世界的に名の通った格付会社(credit rating agency)というものが、どれほど、いい加減で無責任なものであるかは、そんなに昔のことではないサブプライム住宅ローン禍(Subprime mortgage crisis)を、思い出していただければ、すんなりと、ご理解していただけると、思います。
なに食わぬ顔をして、ジャンクボンド(junk bond、危険極まりない債権)を、優良な債権であるかのように評価して、米国の住宅バブルを先導し、想定通りの時期に、サブプライム住宅ローンの債務不履行が頻発しても、もちろん、何ら責任をとらなかった。「差益を得るために、頻繁に売買を繰り返す」という投機、賭け事の世界は、それほど、私益と公益の均衡を常に考える一般社会とは、かけ離れた世界です。
日本国債の命運も、今のところ、悲しい哉、無責任極まりない格付会社大手のさじ加減に、委ねられています。日本国債、その中でも特に、赤字国債(=特例公債)にとって、1996(平成8)年度は、大きな節目の年度であったと思います。この年度以降、「借換国債の活用による、国債償還の、実質的な先送り」、つまり、請求書の次世代への丸投げが、強化され恒常化し、今に至っているからです。
返済期日が迫ってくる度に、他の貸金業者から借入をして返済するしか、返済する術のない者、つまり、返済能力の無い者に、いつまでも、お金を貸し続ける者は、いません。

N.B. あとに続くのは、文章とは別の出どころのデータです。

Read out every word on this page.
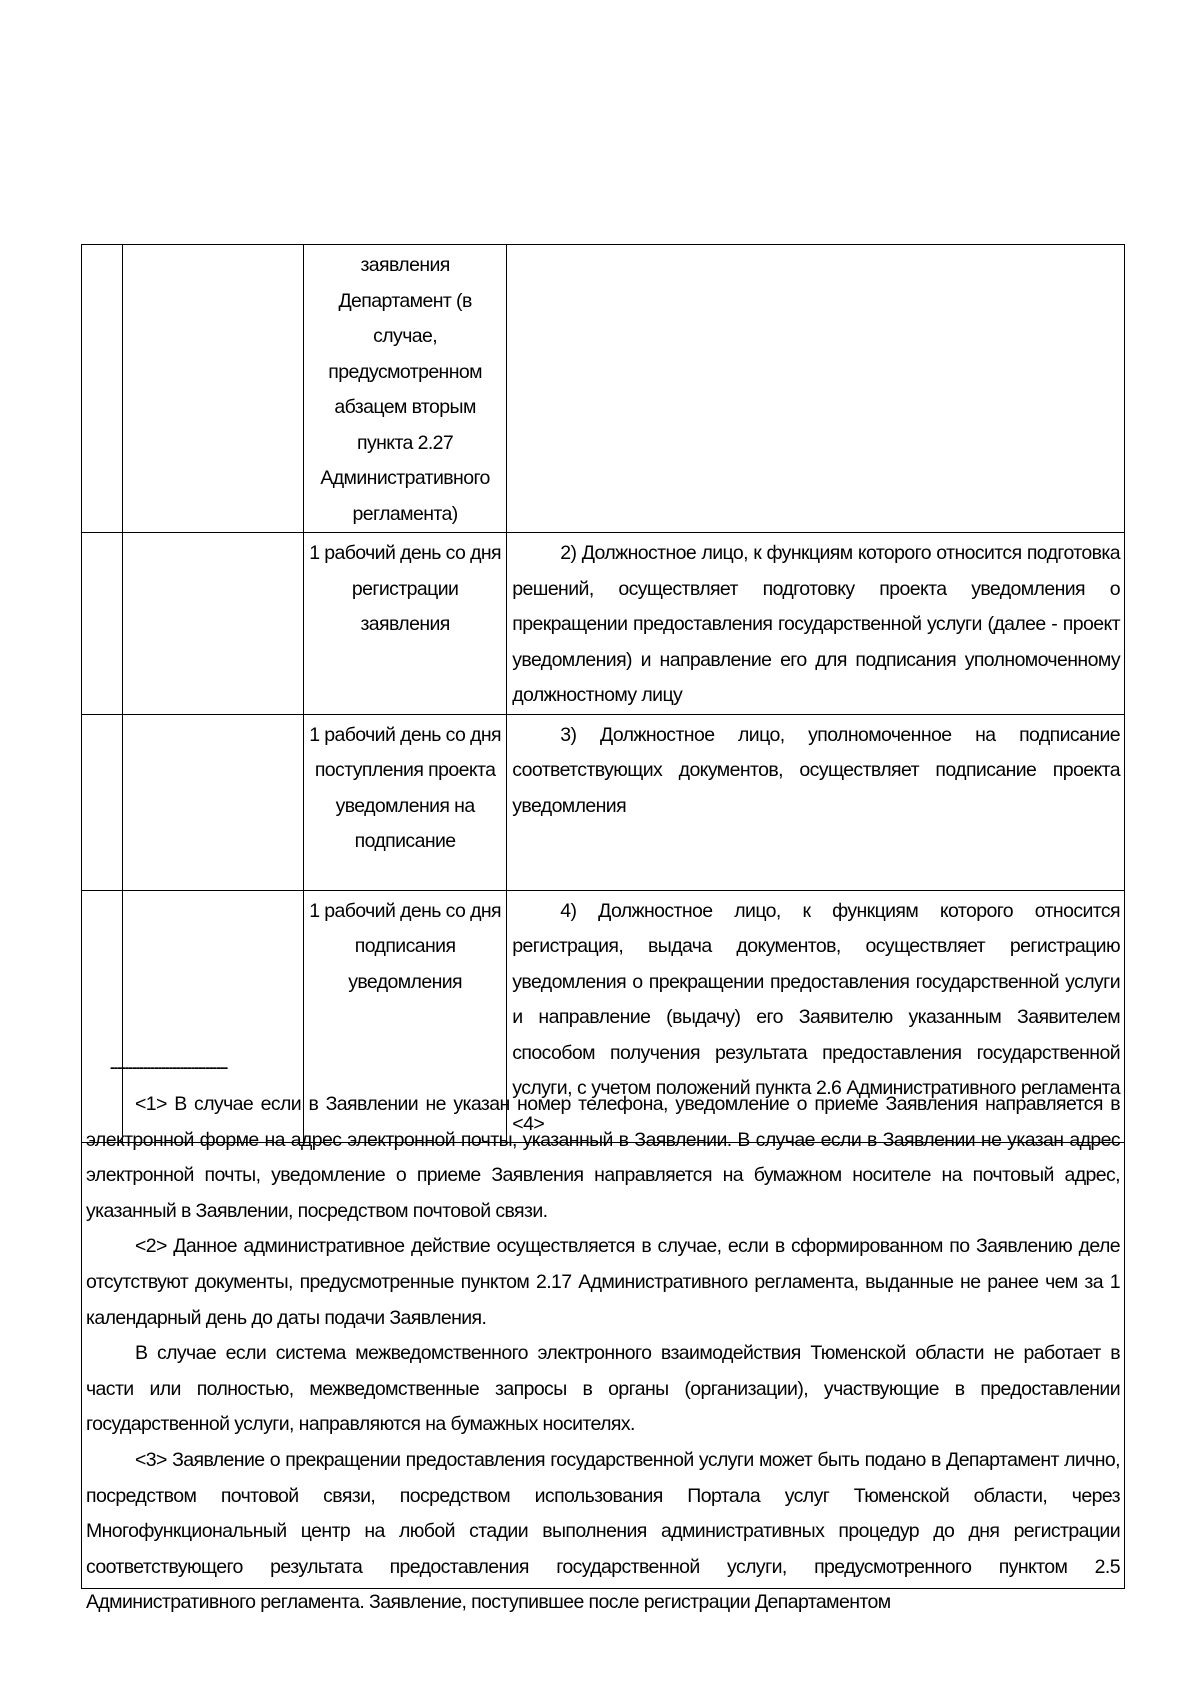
		заявления Департамент (в случае, предусмотренном абзацем вторым пункта 2.27 Административного регламента)	
		1 рабочий день со дня регистрации заявления	2) Должностное лицо, к функциям которого относится подготовка решений, осуществляет подготовку проекта уведомления о прекращении предоставления государственной услуги (далее - проект уведомления) и направление его для подписания уполномоченному должностному лицу
		1 рабочий день со дня поступления проекта уведомления на подписание	3) Должностное лицо, уполномоченное на подписание соответствующих документов, осуществляет подписание проекта уведомления
		1 рабочий день со дня подписания уведомления	4) Должностное лицо, к функциям которого относится регистрация, выдача документов, осуществляет регистрацию уведомления о прекращении предоставления государственной услуги и направление (выдачу) его Заявителю указанным Заявителем способом получения результата предоставления государственной услуги, с учетом положений пункта 2.6 Административного регламента <4>
--------------------------------

<1> В случае если в Заявлении не указан номер телефона, уведомление о приеме Заявления направляется в электронной форме на адрес электронной почты, указанный в Заявлении. В случае если в Заявлении не указан адрес электронной почты, уведомление о приеме Заявления направляется на бумажном носителе на почтовый адрес, указанный в Заявлении, посредством почтовой связи.

<2> Данное административное действие осуществляется в случае, если в сформированном по Заявлению деле отсутствуют документы, предусмотренные пунктом 2.17 Административного регламента, выданные не ранее чем за 1 календарный день до даты подачи Заявления.

В случае если система межведомственного электронного взаимодействия Тюменской области не работает в части или полностью, межведомственные запросы в органы (организации), участвующие в предоставлении государственной услуги, направляются на бумажных носителях.

<3> Заявление о прекращении предоставления государственной услуги может быть подано в Департамент лично, посредством почтовой связи, посредством использования Портала услуг Тюменской области, через Многофункциональный центр на любой стадии выполнения административных процедур до дня регистрации соответствующего результата предоставления государственной услуги, предусмотренного пунктом 2.5 Административного регламента. Заявление, поступившее после регистрации Департаментом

もし、ノーベル賞受賞者(Nobel laureate)と同じくらい、もしくは、それ以上に、世界的に著名な、複数の経済学者や投資家が、明日、「日本政府には、既に、借入残高を現状のままで維持する能力さえ、無い。日本国債は、投資不適格(speculative grade)だ」と発言し、その情報が、英語で世界中に一斉配信されたら、どうなるか。日本の財相は、間髪を入れず、筋が通っていて、聴く者を納得させる発言を、英語でできるのか。
長くなりましたので、一旦、ここで切らせてください。